Naturalmente, esta definición no puede y no debe ser entendida en el sentido de que habrá siempre, en cada instante, en acto, un Papa sentado sobre la Cátedra de Pedro: durante la Sede vacante (por ejemplo en el período entre la muerte de un Papa y la elección de su sucesor), esto no sucede. ¿En qué sentido hay que entender entonces la definición vaticana?
Nos lo explica –con anticipación– nuevamente Cayetano: “impossibile est Ecclesiam relinqui absque Papa et potestate electiva Papæ: es imposible que la Iglesia sea dejada sin Papa y sin el poder de elegir al Papa” (no 744). Por consiguiente, durante la Sede vacante debe permanecer de algún modo la persona moral que pueda elegir al Papa: “papatus, secluso Papa, non est in Ecclesia nisi in potentia ministraliter electiva, quia scilicet potest, Sede vacante, Papam eligere, per Cardinales, vel per seipsam in casu: el papado, una vez fallecido el Papa, se halla en la Iglesia sólo en una potencia ministerialmente electiva, ya que esta puede, durante la Sede vacante, elegir al Papa mediante los Cardenales o, en un caso (accidental), por medio de sí misma” (no 210).
Es por tanto absolutamente necesario que –durante la Sede vacante– subsista todavía la posibilidad de elegir al Papa: lo exigen la indefectibilidad y la apostolicidad de la Iglesia (22).
La elección del Papa en la situación actual de la Iglesia
Esta era precisamente la objeción planteada por Mons. Lefebvre a los sedevacantistas, y retomada por el Padre Scott contra Mons. Pivarunas. Ciertamente una objeción no puede anular una demostración, y Mons. Pivarunas tiene razón –y el Padre Scott se equivoca– sobre el hecho de que la Sede está actualmente vacante. Pero hemos visto que si el sedevacantismo simpliciter es capaz de demostrar la vacancia de la Sede, no puede, por el contrario, explicar cómo subsista todavía hoy el poder de elegir a un sucesor. De las diversas tentativas de explicación analizadas hasta aquí, ninguna es concluyente: ni los simples fieles, ni los simples sacerdotes, ni tampoco los Obispos no residenciales pueden elegir al Papa. Por otra parte, en la perspectiva estrictamente sedevacantista, actualmente no subsistirían más cardenales ni Obispos residenciales católicos, ya que todos los existentes han adherido a la “Iglesia conciliar”, haciéndose así formalmente herejes.
La única solución posible a esta dificultad viene, en nuestra opinión, de la Tesis llamada de Cassiciacum, expuesta por el Padre Guérard des Lauriers, Tesis que los sedevacantistas se obstinan en rechazar sin darse cuenta que es la única que permite defender verdaderamente la tesis de la Sede vacante.

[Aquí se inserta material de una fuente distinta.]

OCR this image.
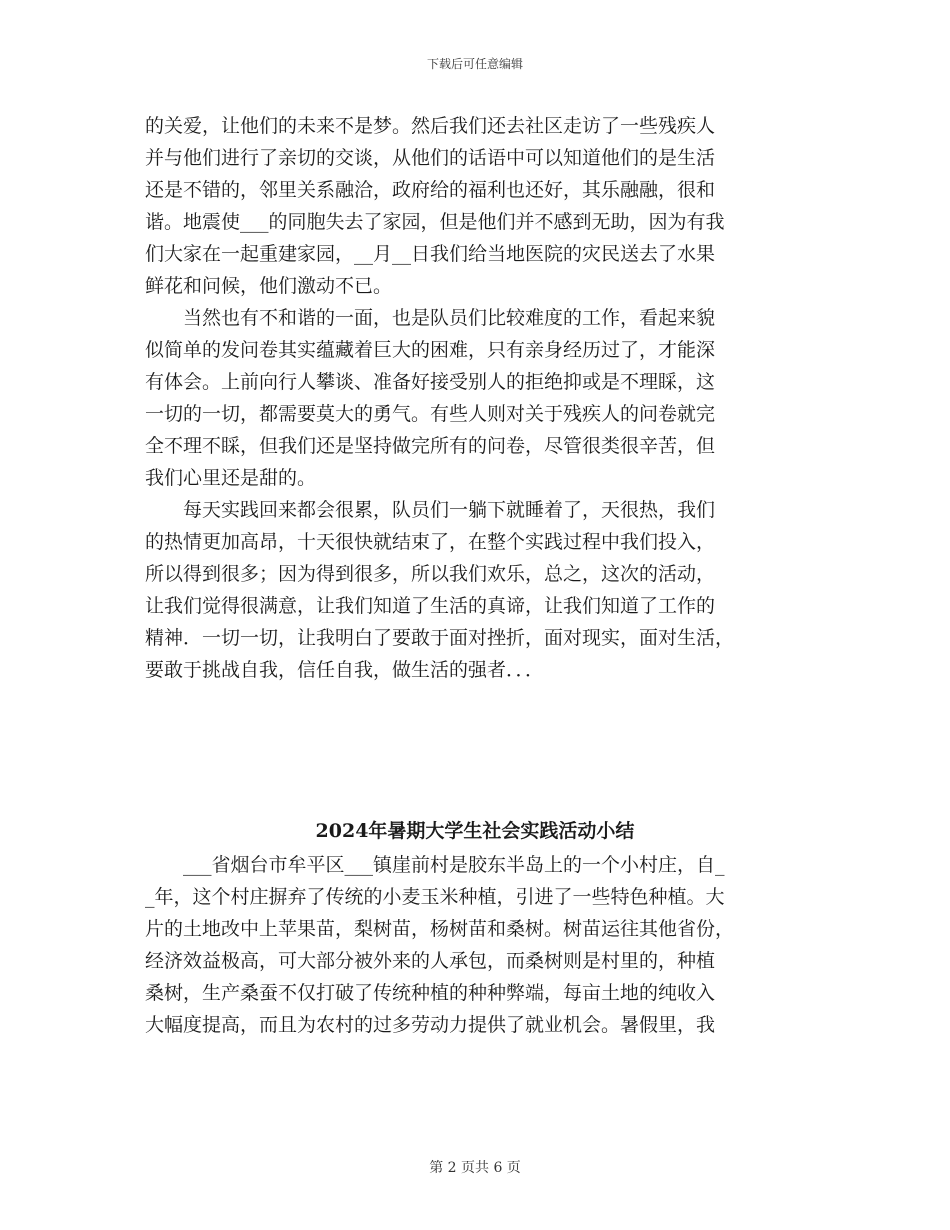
下载后可任意编辑
的关爱，让他们的未来不是梦。然后我们还去社区走访了一些残疾人
并与他们进行了亲切的交谈，从他们的话语中可以知道他们的是生活
还是不错的，邻里关系融洽，政府给的福利也还好，其乐融融，很和
谐。地震使___的同胞失去了家园，但是他们并不感到无助，因为有我
们大家在一起重建家园，__月__日我们给当地医院的灾民送去了水果
鲜花和问候，他们激动不已。
　　当然也有不和谐的一面，也是队员们比较难度的工作，看起来貌
似简单的发问卷其实蕴藏着巨大的困难，只有亲身经历过了，才能深
有体会。上前向行人攀谈、准备好接受别人的拒绝抑或是不理睬，这
一切的一切，都需要莫大的勇气。有些人则对关于残疾人的问卷就完
全不理不睬，但我们还是坚持做完所有的问卷，尽管很类很辛苦，但
我们心里还是甜的。
　　每天实践回来都会很累，队员们一躺下就睡着了，天很热，我们
的热情更加高昂，十天很快就结束了，在整个实践过程中我们投入，
所以得到很多；因为得到很多，所以我们欢乐，总之，这次的活动，
让我们觉得很满意，让我们知道了生活的真谛，让我们知道了工作的
精神．一切一切，让我明白了要敢于面对挫折，面对现实，面对生活，
要敢于挑战自我，信任自我，做生活的强者．．．
2024年暑期大学生社会实践活动小结
　　___省烟台市牟平区___镇崖前村是胶东半岛上的一个小村庄，自_
_年，这个村庄摒弃了传统的小麦玉米种植，引进了一些特色种植。大
片的土地改中上苹果苗，梨树苗，杨树苗和桑树。树苗运往其他省份，
经济效益极高，可大部分被外来的人承包，而桑树则是村里的，种植
桑树，生产桑蚕不仅打破了传统种植的种种弊端，每亩土地的纯收入
大幅度提高，而且为农村的过多劳动力提供了就业机会。暑假里，我
第 2 页共 6 页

Según esta Tesis, en la situación actual de la autoridad en la Iglesia, el poder de elegir al Sumo Pontífice subsiste aún en la Iglesia, no en acto, formalmente, sino en potencia, materialmente, y esto es suficiente para asegurar la continuidad de la Sucesión Apostólica y para garantizar la indefectibilidad de la Iglesia.
Una elección del Papa es por el momento imposible, sea porque la Sede está aún ocupada material y legalmente por Juan Pablo II [Francisco], sea porque, como hemos demostramos en este artículo, no hay, en acto, electores capaces de proceder a esta elección.
La elección es sin embargo posible en potencia, sea porque en principio no puede ser de otra manera, como hemos visto antes, sea porque, de hecho, subsisten materialmente los electores canónicamente habilitados para elegir al Papa. Según la Tesis, en efecto, los Cardenales creados por los “papas” materialiter conservan el poder de elegir al Pontífice, de la misma manera que los Obispos nombrados por los “papas” materialiter en las diversas sedes episcopales, las ocupan materialmente y podrían, una vez retornados a la profesión pública e íntegra de la Fe, ser electores del Papa en ausencia de Cardenales. El mismo “papa” que ocupa sólo materialmente la Sede, podría, al anatematizar todos los errores y profesar íntegramente la Fe, volverse a todos los efectos Papa también formalmente. Como puede verse, la Tesis de Cassiciacum responde a las objeciones planteadas contra el sedevacantismo por los “modernistas” y por los “lefebvristas”, mientras que las otras tesis sedevacantistas no son capaces de ello. Para la demostración de este punto de la Tesis, remitimos al lector a cuanto ya hemos escrito al respecto (23).
El deber de los católicos
Llegados al final de esta exposición, evidentemente sumaria, de la cuestión de la elección del Papa en la situación actual de la Iglesia, podemos sacar algunas conclusiones.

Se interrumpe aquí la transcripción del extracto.